Von jubelnden Menschenmassen werden knapp 800 DDR-Übersiedler auf dem Bahnhof im bayerischen Hof empfangen. Mit Sonderzügen der Deutschen Reichsbahn trafen sie am 5. Oktober 1989 aus Prag kommend, wo sie teilweise wochenlang auf dem Gelände der Bundesdeutschen Botschaft auf eine Einreisemöglichkeit in die Bundesrepublik gewartet hatten, ein. Viele fuhren noch am gleichen Tag in die Aufnahmelager weiter. Unter den Ausgereisten: Markus Rindt, der heutige Intendant der Dresdner Sinfoniker.

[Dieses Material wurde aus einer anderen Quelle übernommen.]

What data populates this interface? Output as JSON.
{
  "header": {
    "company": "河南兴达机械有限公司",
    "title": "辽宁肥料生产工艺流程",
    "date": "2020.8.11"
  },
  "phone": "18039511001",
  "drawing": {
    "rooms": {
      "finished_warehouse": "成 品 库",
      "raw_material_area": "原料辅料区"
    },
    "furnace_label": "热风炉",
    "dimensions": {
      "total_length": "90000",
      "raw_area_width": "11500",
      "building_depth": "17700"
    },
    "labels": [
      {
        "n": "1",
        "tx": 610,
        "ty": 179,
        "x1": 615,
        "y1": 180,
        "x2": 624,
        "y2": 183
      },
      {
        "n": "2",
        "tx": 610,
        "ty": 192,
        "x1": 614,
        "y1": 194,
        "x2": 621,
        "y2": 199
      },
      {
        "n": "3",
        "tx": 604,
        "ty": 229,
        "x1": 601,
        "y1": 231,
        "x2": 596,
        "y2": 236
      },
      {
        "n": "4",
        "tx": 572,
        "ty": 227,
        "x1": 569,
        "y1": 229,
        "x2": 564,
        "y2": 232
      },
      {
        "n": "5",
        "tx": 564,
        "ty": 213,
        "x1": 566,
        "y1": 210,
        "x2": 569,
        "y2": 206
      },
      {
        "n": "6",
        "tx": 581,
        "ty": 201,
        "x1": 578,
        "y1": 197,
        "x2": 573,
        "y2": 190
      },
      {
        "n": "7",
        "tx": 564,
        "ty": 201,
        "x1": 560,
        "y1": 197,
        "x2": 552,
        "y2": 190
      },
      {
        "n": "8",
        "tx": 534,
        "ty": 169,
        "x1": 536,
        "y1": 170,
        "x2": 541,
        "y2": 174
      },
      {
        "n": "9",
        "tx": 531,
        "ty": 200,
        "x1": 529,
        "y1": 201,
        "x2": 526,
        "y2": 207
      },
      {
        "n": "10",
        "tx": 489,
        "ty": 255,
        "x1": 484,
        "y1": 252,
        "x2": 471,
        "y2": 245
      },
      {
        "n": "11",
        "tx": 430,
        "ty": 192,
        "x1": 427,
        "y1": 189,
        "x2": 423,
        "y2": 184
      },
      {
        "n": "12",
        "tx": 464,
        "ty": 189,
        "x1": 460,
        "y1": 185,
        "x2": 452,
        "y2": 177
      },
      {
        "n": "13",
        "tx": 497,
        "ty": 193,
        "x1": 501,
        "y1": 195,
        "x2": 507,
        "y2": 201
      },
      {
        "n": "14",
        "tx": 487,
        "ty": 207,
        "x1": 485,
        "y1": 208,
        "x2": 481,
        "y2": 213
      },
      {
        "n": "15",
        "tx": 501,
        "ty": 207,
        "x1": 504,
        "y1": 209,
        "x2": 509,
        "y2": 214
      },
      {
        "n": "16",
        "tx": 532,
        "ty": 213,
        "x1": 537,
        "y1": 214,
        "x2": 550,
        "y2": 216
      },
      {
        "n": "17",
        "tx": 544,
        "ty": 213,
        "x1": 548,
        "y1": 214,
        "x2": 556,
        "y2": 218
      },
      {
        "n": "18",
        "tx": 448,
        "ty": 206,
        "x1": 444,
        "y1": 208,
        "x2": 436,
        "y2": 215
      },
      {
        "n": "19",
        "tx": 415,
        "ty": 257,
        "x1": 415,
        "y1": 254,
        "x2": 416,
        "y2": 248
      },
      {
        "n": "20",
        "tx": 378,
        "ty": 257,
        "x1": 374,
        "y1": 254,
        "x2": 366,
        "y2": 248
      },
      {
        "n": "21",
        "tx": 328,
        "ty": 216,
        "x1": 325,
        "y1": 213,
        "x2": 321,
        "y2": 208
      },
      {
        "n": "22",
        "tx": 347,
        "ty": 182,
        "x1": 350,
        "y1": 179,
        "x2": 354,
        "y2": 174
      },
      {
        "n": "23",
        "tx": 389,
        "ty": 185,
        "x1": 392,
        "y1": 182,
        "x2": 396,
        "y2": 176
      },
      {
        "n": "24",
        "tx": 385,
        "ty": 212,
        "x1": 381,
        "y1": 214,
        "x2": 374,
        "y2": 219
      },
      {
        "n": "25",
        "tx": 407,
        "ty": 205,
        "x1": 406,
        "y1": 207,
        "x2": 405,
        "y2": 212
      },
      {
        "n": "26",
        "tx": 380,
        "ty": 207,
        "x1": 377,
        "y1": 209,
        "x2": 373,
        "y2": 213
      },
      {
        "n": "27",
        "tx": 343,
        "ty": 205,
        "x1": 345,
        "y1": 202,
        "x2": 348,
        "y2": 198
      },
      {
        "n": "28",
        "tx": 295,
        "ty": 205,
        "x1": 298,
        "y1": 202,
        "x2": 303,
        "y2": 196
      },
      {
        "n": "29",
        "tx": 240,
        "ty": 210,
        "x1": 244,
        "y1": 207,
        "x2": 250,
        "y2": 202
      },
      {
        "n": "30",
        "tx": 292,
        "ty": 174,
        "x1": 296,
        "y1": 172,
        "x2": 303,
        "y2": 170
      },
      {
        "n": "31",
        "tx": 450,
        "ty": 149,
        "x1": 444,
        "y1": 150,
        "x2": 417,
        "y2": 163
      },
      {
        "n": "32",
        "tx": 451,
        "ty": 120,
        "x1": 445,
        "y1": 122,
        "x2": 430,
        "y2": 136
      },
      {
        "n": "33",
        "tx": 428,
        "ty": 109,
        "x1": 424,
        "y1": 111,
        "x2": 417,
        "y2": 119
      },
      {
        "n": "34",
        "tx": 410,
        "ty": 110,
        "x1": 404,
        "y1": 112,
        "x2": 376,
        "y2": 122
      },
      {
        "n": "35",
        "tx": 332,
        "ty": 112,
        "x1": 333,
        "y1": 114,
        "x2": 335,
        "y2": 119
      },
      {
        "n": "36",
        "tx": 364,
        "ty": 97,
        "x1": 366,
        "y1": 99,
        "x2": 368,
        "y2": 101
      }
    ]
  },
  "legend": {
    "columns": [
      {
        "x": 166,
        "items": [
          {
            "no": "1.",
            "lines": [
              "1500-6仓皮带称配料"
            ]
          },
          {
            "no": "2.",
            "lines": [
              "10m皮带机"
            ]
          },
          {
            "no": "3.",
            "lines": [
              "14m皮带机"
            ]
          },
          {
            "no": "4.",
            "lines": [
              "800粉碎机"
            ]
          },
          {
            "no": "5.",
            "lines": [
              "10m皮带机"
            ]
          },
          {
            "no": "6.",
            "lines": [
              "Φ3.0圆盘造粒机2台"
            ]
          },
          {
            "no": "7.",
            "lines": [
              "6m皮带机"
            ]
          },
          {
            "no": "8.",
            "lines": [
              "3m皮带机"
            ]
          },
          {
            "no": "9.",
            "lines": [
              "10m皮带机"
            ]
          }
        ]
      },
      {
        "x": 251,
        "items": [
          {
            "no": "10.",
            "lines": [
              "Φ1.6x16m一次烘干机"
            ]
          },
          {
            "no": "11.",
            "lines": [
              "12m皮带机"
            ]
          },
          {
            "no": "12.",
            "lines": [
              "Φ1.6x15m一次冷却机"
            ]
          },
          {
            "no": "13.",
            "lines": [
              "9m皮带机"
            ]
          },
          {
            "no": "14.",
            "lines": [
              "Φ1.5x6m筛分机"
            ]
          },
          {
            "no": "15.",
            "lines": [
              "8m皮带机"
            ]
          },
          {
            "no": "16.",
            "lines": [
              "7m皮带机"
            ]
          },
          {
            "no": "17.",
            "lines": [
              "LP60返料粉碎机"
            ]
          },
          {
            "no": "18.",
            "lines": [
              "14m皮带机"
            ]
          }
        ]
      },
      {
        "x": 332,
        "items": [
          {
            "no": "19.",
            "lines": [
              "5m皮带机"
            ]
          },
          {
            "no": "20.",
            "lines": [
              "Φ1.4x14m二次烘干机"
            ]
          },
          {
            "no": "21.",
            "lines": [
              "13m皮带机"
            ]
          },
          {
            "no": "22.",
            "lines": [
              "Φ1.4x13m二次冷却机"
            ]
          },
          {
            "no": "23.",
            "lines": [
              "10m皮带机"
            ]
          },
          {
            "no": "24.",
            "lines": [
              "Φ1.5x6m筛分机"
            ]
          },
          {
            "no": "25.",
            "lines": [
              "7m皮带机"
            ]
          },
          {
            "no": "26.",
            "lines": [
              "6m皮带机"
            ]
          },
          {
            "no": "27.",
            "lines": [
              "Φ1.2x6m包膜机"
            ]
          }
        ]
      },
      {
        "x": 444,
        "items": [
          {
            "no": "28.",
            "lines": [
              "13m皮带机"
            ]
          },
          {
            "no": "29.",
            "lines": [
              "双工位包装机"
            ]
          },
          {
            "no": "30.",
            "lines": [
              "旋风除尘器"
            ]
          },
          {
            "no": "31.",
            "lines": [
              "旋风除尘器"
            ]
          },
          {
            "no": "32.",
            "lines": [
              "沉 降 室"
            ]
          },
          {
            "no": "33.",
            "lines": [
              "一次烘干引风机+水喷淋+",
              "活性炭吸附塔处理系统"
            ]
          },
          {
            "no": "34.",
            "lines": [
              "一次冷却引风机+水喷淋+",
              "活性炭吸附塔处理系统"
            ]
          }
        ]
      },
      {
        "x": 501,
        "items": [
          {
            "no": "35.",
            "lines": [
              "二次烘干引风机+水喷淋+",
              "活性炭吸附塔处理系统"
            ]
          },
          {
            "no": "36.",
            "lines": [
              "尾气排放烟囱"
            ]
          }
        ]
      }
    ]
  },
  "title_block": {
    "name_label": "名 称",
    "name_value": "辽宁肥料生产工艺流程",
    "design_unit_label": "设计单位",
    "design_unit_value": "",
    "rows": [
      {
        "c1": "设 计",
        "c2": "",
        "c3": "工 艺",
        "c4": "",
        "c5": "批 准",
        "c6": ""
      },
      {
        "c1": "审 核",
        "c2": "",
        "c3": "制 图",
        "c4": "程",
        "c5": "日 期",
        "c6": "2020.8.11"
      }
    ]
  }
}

Nach der Pause geht es im nunmehr wieder vereinten Konzertsaal mit einer Uraufführung der britischen Komponistin Charlotte Bray (*1982) weiter. Sie weitet in ihrer Komposition »Landmark« die Perspektive über die deutsche Sicht hinaus, transportiert darin auch eigene biografische Momente und sucht den Bezug zur beängstigend unsicher gewordenen geopolitischen Situation der Gegenwart hörbar zu machen. Am Schluss steht die Frage im Raum: »Was haben wir gelernt?«

Zum Finale erklingt nicht etwa die Nationalhymne oder die Ode an die Freude, sondern das Konzert für Klavier und Bläser von Igor Strawinsky. Das 1923/24 in Paris entstandene Werk ist im Ergebnis ein farbiges Meisterwerk von virtuoser Leichtigkeit, das Pianist Andreas Boyde spielen wird. Ob es dann wohl spontan zu Verbrüderungen und Verschwesterungen kommen wird, so wie beim unverhofften Fall der Mauer am 9. November 1989, bleibt offen.

Heinz K.

»Drüben. Eine deutsche Zeitreise« ist am 3. Oktober, 18 Uhr, im Kulturpalast zu erleben.